Author Response File: Author Response.docx
Reviewer 2 Report
This is a well written summary of the role of zinc in the treatment of Wilson’s disease. the authors conclusion that Zinc is as effective as other anticopper agents due to its low level of toxicity is a valid one. however, as noted, due to the lack of consensus between the different jurisdictions (as highlighted in the variances between CPGs), lack of RCTs and great variance between patients presenting with WD, it will be challenging to convince some clinicians on the use of Zinc as first line therapy, especially for hepatic presentations.
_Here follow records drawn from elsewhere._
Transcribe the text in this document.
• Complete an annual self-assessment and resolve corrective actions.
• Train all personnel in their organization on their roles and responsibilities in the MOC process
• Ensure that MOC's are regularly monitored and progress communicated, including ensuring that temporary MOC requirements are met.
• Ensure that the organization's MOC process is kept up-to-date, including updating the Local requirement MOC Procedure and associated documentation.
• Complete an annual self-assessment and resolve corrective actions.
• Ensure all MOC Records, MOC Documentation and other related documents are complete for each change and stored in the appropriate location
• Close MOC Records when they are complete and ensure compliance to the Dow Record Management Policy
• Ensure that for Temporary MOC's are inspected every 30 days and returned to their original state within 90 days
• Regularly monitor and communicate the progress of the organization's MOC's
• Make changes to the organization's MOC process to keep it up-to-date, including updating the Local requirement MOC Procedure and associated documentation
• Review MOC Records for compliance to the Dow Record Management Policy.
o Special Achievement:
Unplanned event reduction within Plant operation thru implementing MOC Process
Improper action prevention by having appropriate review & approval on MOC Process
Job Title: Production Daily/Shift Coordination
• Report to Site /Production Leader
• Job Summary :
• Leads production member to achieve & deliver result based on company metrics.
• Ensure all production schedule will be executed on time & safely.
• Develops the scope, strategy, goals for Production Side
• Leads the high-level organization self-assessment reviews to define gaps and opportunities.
The authors have done well to present the data and safety considerations in section 6 “Effectiveness and safety profile of treatment options”, however, due to the potential for treatment failure (especially in hepatic cases) and the need for close monitoring especially for those without both a normal serum ALT and appropriate urine copper excretion, the authors should further highlight the potential disadvantages of using Zinc.
Author Response
Reviewer 2 comments and authors’ responses:
This is a well written summary of the role of zinc in the treatment of Wilson’s disease. the authors conclusion that Zinc is as effective as other anticopper agents due to its low level of toxicity is a valid one. however, as noted, due to the lack of consensus between the different jurisdictions (as highlighted in the variances between CPGs), lack of RCTs and great variance between patients presenting with WD, it will be challenging to convince some clinicians on the use of Zinc as first line therapy, especially for hepatic presentations.
Response: We thank the reviewer for such a positive impression and for their constructive comments. We do agree about the challenge clinicians may face, either due to lack of experience or awareness of zinc treatment effectiveness or due to the imposition of a sequential trial of penicillamine and trientine before zinc in order to satisfy drug insurance company regulations (in the US). Despite the lack of randomized controlled trials to provide data for a more informed comparison of which treatment performs better, our review aims to encourage clinicians to reconsider the basis of different approaches to the treatment of Wilson’s disease and rethink the efficacy and risk/safety of the proposed option.
The authors have done well to present the data and safety considerations in section 6 “Effectiveness and safety profile of treatment options”, however, due to the potential for treatment failure (especially in hepatic cases) and the need for close monitoring especially for those without both a normal serum ALT and appropriate urine copper excretion, the authors should further highlight the potential disadvantages of using Zinc.
Response: We are grateful to the reviewer for the compliment. We highlighted the potential challenges of using zinc therapy and the need for careful monitoring of its efficacy and patient adherence to the treatment, as is the case for all treatment options. A major disadvantage of zinc is the inability of the pharmaceutical companies to generate enormous profit at the expense of and risk to patients (References 84 and 124)!
Author Response File: Author Response.docx
Round 2
Reviewer 1 Report
The revised paper made a modification adequately according to the comments.